Brasil was originally designed as a headline typeface in 1973 and was expanded as a text family in the mid-1980s. Georg Salden drew on his calligraphic experience when designing this typeface. Although Brasil belongs to the sans serifs, the contrast and movement correspond to a true Antiqua. Because of its greater linearity, it is undoubtedly closer to a sans-serif typeface. However, the vertical stems end with a clear emphasis (like a serif font) and the curves are very expressive. Both result in a more closed yet lively line formation than that of pure sans-serif typefaces could do.
Brasil has a large x-height. Typical is a swelling of the stroke at the northeast (e.g. B, D, R, h, m, n,) and southwest (e.g. U and u) curves. Thickening in the right perpendiculars of h, m and n, before the curves of f and t, also in the descenders of J, j, g and y. All other curves become ‘evenly’ thinner towards the horizontal. The ß is unusual in that it does not recall its origin from the fracture, despite its moving course. Brasil appears factual and precise in small continuous texts, and reveals its ornamentation in large sizes.

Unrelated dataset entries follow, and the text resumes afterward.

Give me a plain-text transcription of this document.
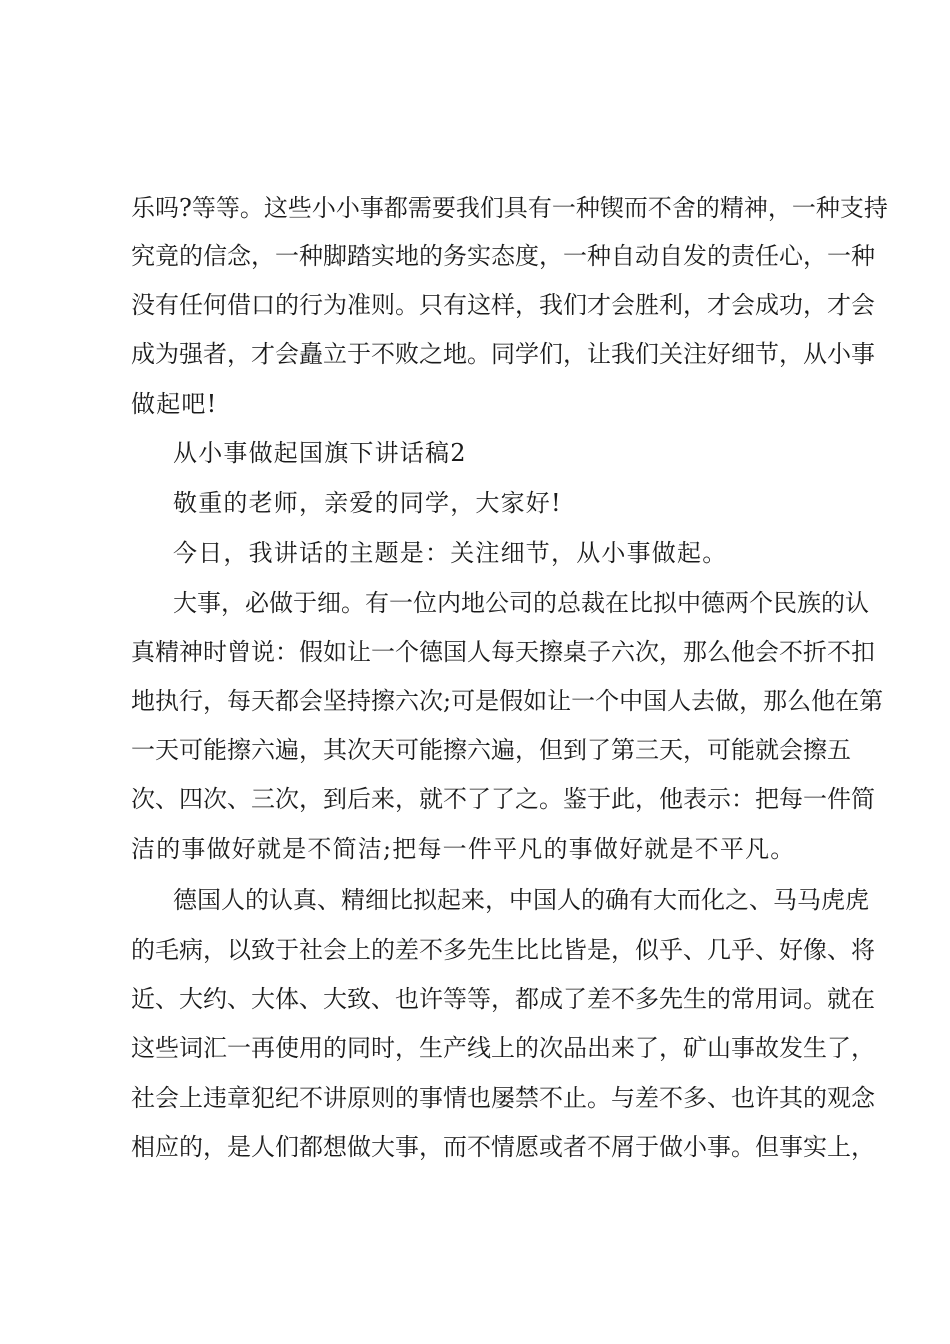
乐吗?等等。这些小小事都需要我们具有一种锲而不舍的精神，一种支持

究竟的信念，一种脚踏实地的务实态度，一种自动自发的责任心，一种

没有任何借口的行为准则。只有这样，我们才会胜利，才会成功，才会

成为强者，才会矗立于不败之地。同学们，让我们关注好细节，从小事

做起吧!

从小事做起国旗下讲话稿2

敬重的老师，亲爱的同学，大家好!

今日，我讲话的主题是：关注细节，从小事做起。

大事，必做于细。有一位内地公司的总裁在比拟中德两个民族的认

真精神时曾说：假如让一个德国人每天擦桌子六次，那么他会不折不扣

地执行，每天都会坚持擦六次;可是假如让一个中国人去做，那么他在第

一天可能擦六遍，其次天可能擦六遍，但到了第三天，可能就会擦五

次、四次、三次，到后来，就不了了之。鉴于此，他表示：把每一件简

洁的事做好就是不简洁;把每一件平凡的事做好就是不平凡。

德国人的认真、精细比拟起来，中国人的确有大而化之、马马虎虎

的毛病，以致于社会上的差不多先生比比皆是，似乎、几乎、好像、将

近、大约、大体、大致、也许等等，都成了差不多先生的常用词。就在

这些词汇一再使用的同时，生产线上的次品出来了，矿山事故发生了，

社会上违章犯纪不讲原则的事情也屡禁不止。与差不多、也许其的观念

相应的，是人们都想做大事，而不情愿或者不屑于做小事。但事实上，
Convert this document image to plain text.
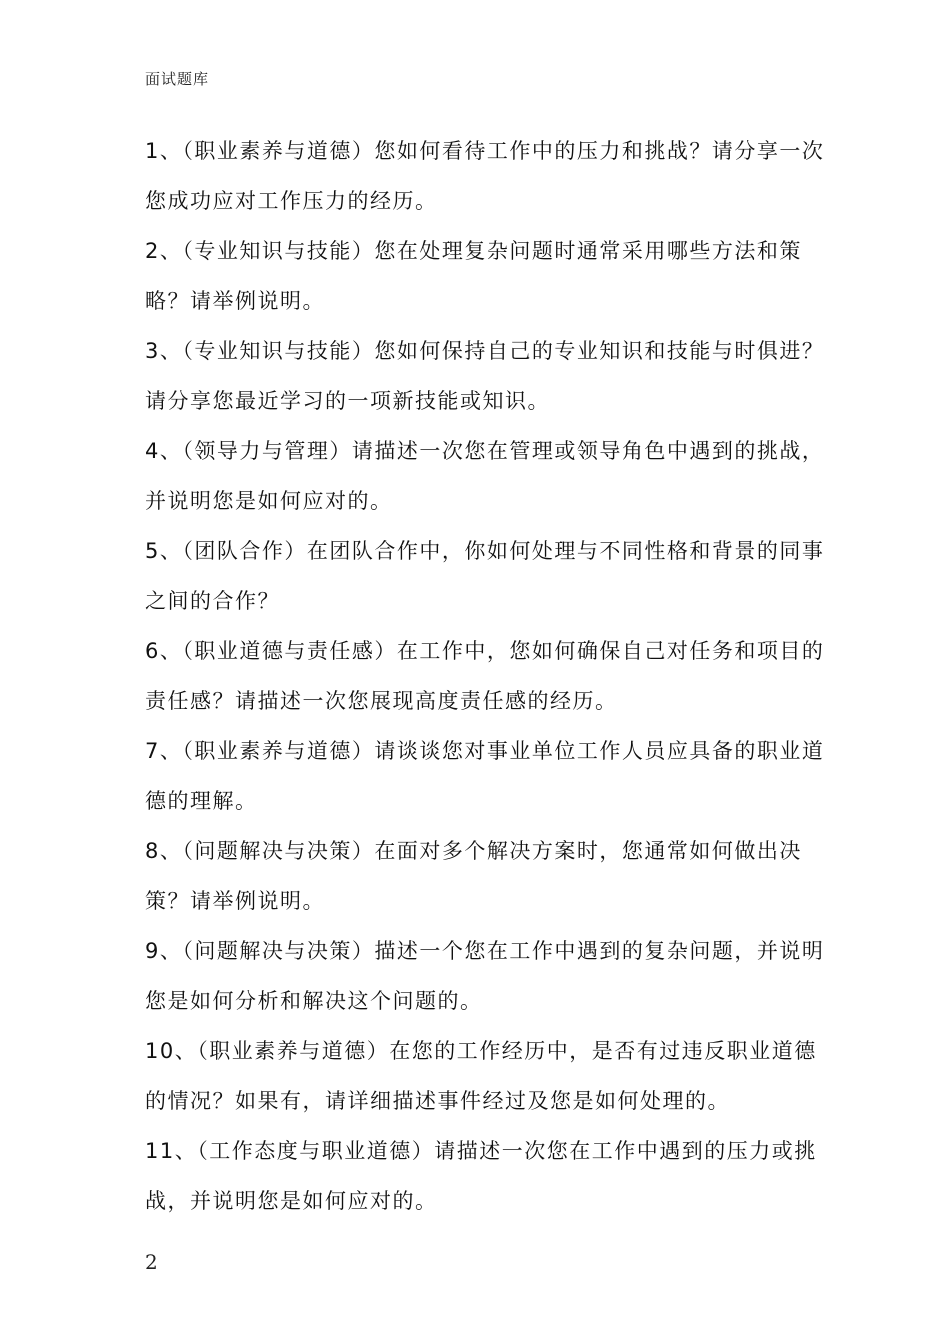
面试题库

1、（职业素养与道德）您如何看待工作中的压力和挑战？请分享一次您成功应对工作压力的经历。

2、（专业知识与技能）您在处理复杂问题时通常采用哪些方法和策略？请举例说明。

3、（专业知识与技能）您如何保持自己的专业知识和技能与时俱进？请分享您最近学习的一项新技能或知识。

4、（领导力与管理）请描述一次您在管理或领导角色中遇到的挑战，并说明您是如何应对的。

5、（团队合作）在团队合作中，你如何处理与不同性格和背景的同事之间的合作？

6、（职业道德与责任感）在工作中，您如何确保自己对任务和项目的责任感？请描述一次您展现高度责任感的经历。

7、（职业素养与道德）请谈谈您对事业单位工作人员应具备的职业道德的理解。

8、（问题解决与决策）在面对多个解决方案时，您通常如何做出决策？请举例说明。

9、（问题解决与决策）描述一个您在工作中遇到的复杂问题，并说明您是如何分析和解决这个问题的。

10、（职业素养与道德）在您的工作经历中，是否有过违反职业道德的情况？如果有，请详细描述事件经过及您是如何处理的。

11、（工作态度与职业道德）请描述一次您在工作中遇到的压力或挑战，并说明您是如何应对的。

2
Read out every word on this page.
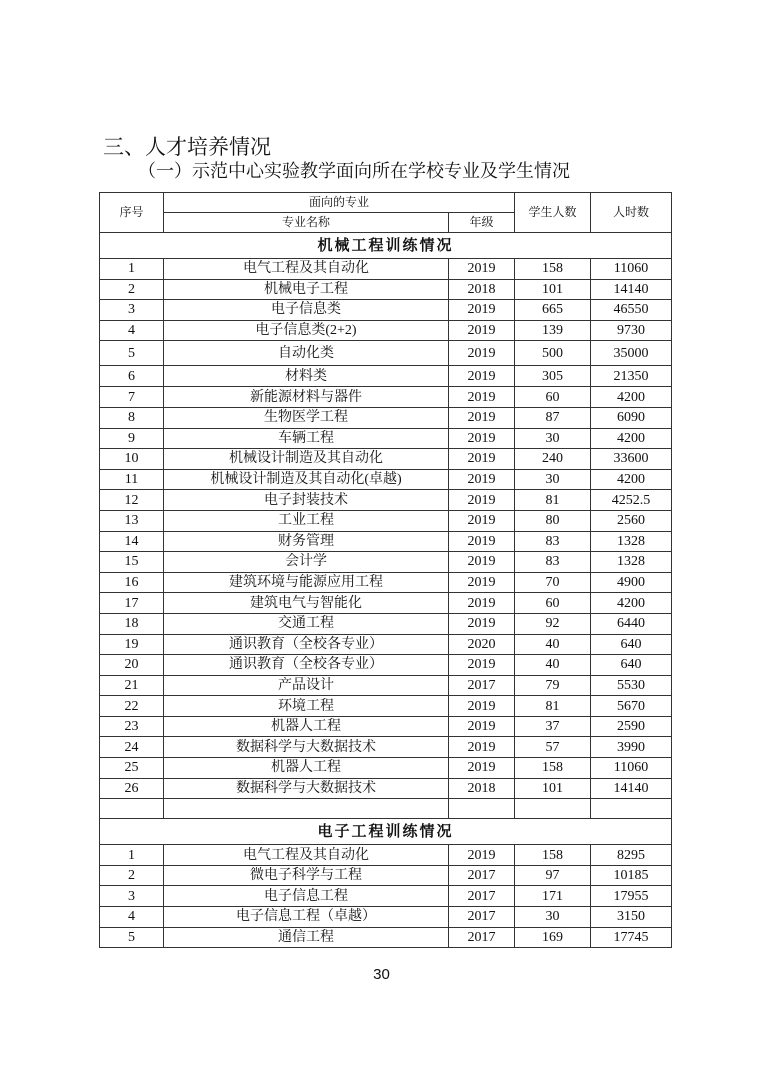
三、人才培养情况
（一）示范中心实验教学面向所在学校专业及学生情况
序号	面向的专业		学生人数	人时数
	专业名称	年级		
机械工程训练情况				
1	电气工程及其自动化	2019	158	11060
2	机械电子工程	2018	101	14140
3	电子信息类	2019	665	46550
4	电子信息类(2+2)	2019	139	9730
5	自动化类	2019	500	35000
6	材料类	2019	305	21350
7	新能源材料与器件	2019	60	4200
8	生物医学工程	2019	87	6090
9	车辆工程	2019	30	4200
10	机械设计制造及其自动化	2019	240	33600
11	机械设计制造及其自动化(卓越)	2019	30	4200
12	电子封装技术	2019	81	4252.5
13	工业工程	2019	80	2560
14	财务管理	2019	83	1328
15	会计学	2019	83	1328
16	建筑环境与能源应用工程	2019	70	4900
17	建筑电气与智能化	2019	60	4200
18	交通工程	2019	92	6440
19	通识教育（全校各专业）	2020	40	640
20	通识教育（全校各专业）	2019	40	640
21	产品设计	2017	79	5530
22	环境工程	2019	81	5670
23	机器人工程	2019	37	2590
24	数据科学与大数据技术	2019	57	3990
25	机器人工程	2019	158	11060
26	数据科学与大数据技术	2018	101	14140

电子工程训练情况				
1	电气工程及其自动化	2019	158	8295
2	微电子科学与工程	2017	97	10185
3	电子信息工程	2017	171	17955
4	电子信息工程（卓越）	2017	30	3150
5	通信工程	2017	169	17745
30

The italics, which do not hide their writing character, are closer to the Antiqua than the upright styles. This is clearly visible in the strokes of A and E. The capital letters draw their relationship to the lower case letters from these elements. Preferably set with old-style numerals, italics are also very suitable for longer texts. Poetic literature in particular is rather expressive set in Brasil italics.
The italic weights of Extralight, Light and Regular contain additional alternative letters with swashes.